Droits d’auteur : les pourcentages admis par le SDA

22/06/2015 - Pierre-François Coppens, service d’études de l’IEC

De plus en plus de dirigeants d’entreprise sollicitent auprès du SDA le bénéfice du régime fiscal de droits d’auteur, en raison de l’apport créatif dont tire profit leur société. Une décision anticipée du 29 juillet 2014 (décision 2014.327) illustre le raisonnement que tient le SDA (Service des décisions anticipées) en matière de concession de droits d’auteur et dont il peut être utile de s’inspirer.

Pour jouir de la protection de la loi du 30 juin 1994, le SDA rappelle qu’une création doit remplir deux conditions :

  • être exprimée dans une certaine forme, qui permet sa communication au public, l’idée n’étant pas protégeable ;
  • être originale, marquée par la personnalité de son ou de ses créateurs.

Le SDA raisonne d’abord en trois étapes pour déterminer si les revenus attribués à un auteur ou à un artiste sont visés par le régime fiscal favorable prévu à l’article 17, § 1er, 5°, du CIR :

  1. L'interprétation qui lui a permis d'acquérir des revenus est-elle protégée par la loi du 30 juin 1994 ?
  2. Les droits patrimoniaux sur l'interprétation de l'œuvre (droits voisins) ont-ils été cédés ou concédés ?
  3. Les revenus découlent-ils de la cession ou de la concession de ses droits patrimoniaux sur l'interprétation de l'œuvre ?

La bonne nouvelle est qu’une fois que l’on a passé le cap de ces trois étapes, la SDA ne requiert plus, comme précédemment, que la rémunération du dirigeant soit inchangée.

Le fait qu’une partie de la rémunération actuelle du dirigent soit diminuée d’un montant correspondant à l’attribution de droits d’auteur n’est plus un obstacle à l’obtention d’un ruling.

De plus, selon le SDA, compte tenu de ce que la loi du 16 juillet 2008 a organisé une fiscalité forfaitaire des droits d’auteur, et compte tenu de l’objectif de sécurité juridique poursuivi par tout demandeur, il peut être conclu que l’article 344, § 1er, du CIR n’est pas applicable.

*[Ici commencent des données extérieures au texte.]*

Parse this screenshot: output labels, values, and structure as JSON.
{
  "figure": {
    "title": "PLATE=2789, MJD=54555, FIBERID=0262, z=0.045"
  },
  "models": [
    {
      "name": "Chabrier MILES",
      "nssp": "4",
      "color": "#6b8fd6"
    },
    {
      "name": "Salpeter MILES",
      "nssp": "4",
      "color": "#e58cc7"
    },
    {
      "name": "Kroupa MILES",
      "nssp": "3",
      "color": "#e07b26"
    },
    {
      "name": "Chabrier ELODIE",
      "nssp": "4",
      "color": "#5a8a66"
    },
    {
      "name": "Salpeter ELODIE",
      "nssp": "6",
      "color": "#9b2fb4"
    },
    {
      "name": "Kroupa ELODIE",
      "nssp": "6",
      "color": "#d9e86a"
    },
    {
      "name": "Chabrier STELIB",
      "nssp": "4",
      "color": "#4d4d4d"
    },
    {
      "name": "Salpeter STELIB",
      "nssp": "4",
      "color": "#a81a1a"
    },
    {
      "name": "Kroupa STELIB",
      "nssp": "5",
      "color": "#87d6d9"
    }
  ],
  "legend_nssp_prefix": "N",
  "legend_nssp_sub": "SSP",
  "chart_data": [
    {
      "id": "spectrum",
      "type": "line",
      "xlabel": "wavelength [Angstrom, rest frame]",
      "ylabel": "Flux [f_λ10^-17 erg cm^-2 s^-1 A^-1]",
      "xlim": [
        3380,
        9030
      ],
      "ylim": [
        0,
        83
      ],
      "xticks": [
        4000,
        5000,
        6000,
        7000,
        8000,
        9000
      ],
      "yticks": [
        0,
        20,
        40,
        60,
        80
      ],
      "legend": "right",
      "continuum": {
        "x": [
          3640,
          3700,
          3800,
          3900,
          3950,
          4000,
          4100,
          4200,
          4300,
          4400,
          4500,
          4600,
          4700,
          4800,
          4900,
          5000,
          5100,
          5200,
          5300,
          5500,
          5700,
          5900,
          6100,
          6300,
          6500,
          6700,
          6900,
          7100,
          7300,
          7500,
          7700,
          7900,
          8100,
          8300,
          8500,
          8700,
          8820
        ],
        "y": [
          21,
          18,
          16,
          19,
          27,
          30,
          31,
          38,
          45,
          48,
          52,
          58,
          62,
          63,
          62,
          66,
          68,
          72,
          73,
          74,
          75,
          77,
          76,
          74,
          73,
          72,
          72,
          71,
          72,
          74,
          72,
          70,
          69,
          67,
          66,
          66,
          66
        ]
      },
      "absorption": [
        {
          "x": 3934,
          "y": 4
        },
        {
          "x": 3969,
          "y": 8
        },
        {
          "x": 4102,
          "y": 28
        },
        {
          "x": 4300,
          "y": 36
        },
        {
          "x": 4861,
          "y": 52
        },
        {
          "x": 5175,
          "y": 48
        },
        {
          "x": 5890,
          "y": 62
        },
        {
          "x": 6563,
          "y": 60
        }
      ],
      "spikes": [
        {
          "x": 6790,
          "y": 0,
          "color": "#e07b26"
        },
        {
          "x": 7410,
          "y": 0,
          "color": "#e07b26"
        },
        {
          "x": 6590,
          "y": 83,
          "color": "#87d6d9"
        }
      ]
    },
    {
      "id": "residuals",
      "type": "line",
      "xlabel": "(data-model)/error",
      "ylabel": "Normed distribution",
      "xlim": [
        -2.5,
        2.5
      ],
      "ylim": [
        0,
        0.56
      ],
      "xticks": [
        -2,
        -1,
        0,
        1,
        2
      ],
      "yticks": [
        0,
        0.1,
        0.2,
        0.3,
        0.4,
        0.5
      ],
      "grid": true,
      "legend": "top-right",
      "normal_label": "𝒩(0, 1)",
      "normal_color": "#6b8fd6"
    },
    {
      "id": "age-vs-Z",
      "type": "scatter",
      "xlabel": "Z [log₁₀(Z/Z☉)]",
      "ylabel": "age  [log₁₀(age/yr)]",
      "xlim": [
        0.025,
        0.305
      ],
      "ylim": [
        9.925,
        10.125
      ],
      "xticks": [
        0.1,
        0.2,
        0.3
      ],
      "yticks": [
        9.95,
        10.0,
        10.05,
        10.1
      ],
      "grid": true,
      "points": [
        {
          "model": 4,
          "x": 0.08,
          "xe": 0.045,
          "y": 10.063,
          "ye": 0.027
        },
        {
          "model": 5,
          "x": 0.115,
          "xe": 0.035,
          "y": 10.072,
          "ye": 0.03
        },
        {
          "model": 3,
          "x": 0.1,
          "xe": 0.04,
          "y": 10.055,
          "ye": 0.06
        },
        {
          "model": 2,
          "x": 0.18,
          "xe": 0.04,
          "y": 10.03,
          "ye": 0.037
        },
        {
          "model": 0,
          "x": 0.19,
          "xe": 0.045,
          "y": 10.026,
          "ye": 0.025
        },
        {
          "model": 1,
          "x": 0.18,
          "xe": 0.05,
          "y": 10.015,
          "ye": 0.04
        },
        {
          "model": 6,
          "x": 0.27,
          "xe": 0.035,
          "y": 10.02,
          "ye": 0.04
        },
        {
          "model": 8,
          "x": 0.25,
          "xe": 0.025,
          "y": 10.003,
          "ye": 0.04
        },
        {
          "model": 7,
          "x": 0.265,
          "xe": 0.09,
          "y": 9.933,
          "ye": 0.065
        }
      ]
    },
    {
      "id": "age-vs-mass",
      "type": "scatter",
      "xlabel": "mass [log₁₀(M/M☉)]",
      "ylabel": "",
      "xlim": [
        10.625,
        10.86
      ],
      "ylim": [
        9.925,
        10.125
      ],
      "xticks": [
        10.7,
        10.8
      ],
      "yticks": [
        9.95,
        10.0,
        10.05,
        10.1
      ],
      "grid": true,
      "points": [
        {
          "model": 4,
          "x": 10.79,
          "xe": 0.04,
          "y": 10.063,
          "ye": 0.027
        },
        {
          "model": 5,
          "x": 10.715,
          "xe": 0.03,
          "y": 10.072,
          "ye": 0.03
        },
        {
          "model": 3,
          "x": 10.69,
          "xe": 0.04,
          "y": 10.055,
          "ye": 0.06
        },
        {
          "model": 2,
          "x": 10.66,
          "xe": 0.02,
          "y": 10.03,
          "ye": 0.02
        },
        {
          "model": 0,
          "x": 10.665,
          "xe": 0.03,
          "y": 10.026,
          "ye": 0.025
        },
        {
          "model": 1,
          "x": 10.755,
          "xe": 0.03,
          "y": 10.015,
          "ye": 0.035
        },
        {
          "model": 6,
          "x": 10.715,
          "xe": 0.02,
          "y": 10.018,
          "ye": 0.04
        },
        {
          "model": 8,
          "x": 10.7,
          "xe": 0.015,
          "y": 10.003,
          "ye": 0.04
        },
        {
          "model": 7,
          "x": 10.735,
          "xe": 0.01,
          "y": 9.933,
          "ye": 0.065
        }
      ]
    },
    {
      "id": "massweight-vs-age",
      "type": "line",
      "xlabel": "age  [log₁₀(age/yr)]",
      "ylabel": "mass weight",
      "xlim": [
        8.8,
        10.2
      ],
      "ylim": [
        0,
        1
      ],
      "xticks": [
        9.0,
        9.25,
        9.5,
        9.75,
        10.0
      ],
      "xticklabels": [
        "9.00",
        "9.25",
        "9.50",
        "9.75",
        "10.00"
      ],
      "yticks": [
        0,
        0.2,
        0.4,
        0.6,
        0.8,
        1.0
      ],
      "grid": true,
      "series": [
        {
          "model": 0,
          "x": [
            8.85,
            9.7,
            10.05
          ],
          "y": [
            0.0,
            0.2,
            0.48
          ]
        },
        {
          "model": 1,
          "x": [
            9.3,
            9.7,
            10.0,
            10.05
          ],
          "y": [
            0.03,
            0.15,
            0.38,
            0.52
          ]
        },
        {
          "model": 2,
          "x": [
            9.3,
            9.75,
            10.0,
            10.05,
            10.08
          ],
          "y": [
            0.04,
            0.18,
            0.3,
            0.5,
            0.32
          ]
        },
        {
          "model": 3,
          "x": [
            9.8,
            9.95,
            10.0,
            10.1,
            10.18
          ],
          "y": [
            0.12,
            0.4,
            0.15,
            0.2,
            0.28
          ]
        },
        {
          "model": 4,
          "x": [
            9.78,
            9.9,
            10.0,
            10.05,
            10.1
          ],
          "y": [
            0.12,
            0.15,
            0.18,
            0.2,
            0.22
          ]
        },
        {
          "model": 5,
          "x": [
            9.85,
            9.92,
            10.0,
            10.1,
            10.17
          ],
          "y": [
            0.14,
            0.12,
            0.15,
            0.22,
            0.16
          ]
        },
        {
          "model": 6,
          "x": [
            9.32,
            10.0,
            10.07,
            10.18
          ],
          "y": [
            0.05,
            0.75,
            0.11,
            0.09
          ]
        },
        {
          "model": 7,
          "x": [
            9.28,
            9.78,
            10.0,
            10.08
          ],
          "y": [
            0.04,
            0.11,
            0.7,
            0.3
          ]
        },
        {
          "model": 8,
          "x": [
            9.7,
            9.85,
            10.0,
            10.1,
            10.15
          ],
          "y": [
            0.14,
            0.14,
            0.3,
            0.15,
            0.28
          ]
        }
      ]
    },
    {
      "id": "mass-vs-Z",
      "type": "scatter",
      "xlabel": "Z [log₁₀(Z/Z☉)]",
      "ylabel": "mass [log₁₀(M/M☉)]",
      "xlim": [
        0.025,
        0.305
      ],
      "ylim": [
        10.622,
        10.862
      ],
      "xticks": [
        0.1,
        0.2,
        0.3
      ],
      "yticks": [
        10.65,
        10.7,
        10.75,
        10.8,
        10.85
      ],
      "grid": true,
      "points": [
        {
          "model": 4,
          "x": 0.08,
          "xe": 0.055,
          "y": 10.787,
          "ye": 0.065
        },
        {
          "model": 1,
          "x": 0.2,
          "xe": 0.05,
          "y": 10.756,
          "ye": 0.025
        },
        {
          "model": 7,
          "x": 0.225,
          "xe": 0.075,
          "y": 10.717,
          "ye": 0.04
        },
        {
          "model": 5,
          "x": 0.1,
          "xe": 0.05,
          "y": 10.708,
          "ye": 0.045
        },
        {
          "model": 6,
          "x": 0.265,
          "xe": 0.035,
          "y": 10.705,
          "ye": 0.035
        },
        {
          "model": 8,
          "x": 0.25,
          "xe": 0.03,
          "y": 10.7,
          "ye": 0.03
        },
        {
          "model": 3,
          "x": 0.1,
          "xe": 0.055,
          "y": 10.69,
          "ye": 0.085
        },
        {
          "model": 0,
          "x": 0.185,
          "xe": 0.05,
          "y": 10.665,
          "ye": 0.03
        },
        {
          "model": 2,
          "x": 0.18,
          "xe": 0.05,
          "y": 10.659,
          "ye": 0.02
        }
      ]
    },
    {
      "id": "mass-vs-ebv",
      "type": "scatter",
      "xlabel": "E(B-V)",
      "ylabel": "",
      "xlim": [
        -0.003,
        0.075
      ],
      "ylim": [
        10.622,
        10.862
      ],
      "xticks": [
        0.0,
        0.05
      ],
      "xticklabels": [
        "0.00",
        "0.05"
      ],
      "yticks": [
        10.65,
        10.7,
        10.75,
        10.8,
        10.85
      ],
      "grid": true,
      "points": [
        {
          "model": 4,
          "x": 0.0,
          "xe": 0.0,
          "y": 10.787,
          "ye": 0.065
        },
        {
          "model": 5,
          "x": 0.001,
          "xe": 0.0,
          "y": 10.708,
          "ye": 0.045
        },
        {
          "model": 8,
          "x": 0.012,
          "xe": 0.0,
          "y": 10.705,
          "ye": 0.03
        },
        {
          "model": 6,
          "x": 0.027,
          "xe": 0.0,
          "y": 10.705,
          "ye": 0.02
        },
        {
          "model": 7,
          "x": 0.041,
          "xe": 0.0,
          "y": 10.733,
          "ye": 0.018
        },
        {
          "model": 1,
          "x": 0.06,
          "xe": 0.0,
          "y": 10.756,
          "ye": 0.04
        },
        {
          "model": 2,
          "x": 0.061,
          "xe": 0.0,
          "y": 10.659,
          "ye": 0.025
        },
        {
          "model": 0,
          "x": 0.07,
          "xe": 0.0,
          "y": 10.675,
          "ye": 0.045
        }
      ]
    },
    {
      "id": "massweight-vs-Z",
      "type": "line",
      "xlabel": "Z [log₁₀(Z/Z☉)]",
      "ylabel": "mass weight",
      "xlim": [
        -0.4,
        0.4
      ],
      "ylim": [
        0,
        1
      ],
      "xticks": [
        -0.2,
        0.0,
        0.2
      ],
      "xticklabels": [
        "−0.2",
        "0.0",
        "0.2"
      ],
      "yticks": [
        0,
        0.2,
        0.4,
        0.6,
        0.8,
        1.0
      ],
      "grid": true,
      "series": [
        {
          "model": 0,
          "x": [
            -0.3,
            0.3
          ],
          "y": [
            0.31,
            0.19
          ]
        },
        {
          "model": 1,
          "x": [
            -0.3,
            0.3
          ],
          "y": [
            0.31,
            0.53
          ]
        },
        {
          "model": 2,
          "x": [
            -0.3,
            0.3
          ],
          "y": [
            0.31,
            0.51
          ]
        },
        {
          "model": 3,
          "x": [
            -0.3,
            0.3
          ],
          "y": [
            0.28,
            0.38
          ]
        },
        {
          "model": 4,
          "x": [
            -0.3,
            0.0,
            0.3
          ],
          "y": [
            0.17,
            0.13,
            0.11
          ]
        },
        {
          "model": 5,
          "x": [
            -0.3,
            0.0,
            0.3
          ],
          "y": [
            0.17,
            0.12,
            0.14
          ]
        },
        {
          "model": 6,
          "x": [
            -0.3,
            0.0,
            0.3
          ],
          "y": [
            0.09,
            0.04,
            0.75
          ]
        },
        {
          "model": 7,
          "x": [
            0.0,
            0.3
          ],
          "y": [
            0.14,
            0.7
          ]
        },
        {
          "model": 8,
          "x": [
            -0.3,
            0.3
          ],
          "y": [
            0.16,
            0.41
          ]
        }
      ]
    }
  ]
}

En ce qui concerne la quote-part que représentent les revenus provenant de la cession de droits d’auteur par rapport au chiffre d’affaires, le SDA fixe toutefois les règles et limites suivantes :

  1. Les factures établies par la société aux clients devront distinguer la partie « droits d’auteur » et la partie « prestation », le maximum en droits d’auteur que la société pourra facturer aux clients étant de 25 %.
  2. Afin de ne pas diminuer la rémunération propre du gérant, les proportions du chiffre d'affaires de la société (droits voisins/prestations) seront appliquées au dirigeant.
  3. Enfin, la société conservera au moins 50 % de son chiffre d'affaires en droits d’auteur.
  4. Pour éviter de diminuer la rémunération du dirigeant, cette proportion du chiffre d’affaires doit être appliquée à l’ensemble des sommes attribuées au dirigeant.

Un exemple illustre la méthode : soit une société avec un chiffre d'affaires de 1 000 euros. Les droits d’auteur facturés au client final sont de 250 euros (25 %). La prestation est de 750 euros (75 %). L’attribution au gérant de droits d’auteur doit donc être de maximum 125 euros (50 % de 250) et la rémunération minimale sera 375 euros (dans l'éventualité où 125 euros sont attribués en droits d’auteur).

Bien que l’on se demande sur quelles bases le SDA a choisi de fixer de telles limites, on appréciera néanmoins que, pour la première fois, des critères chiffrés nous soient communiqués et puissent servir de référence.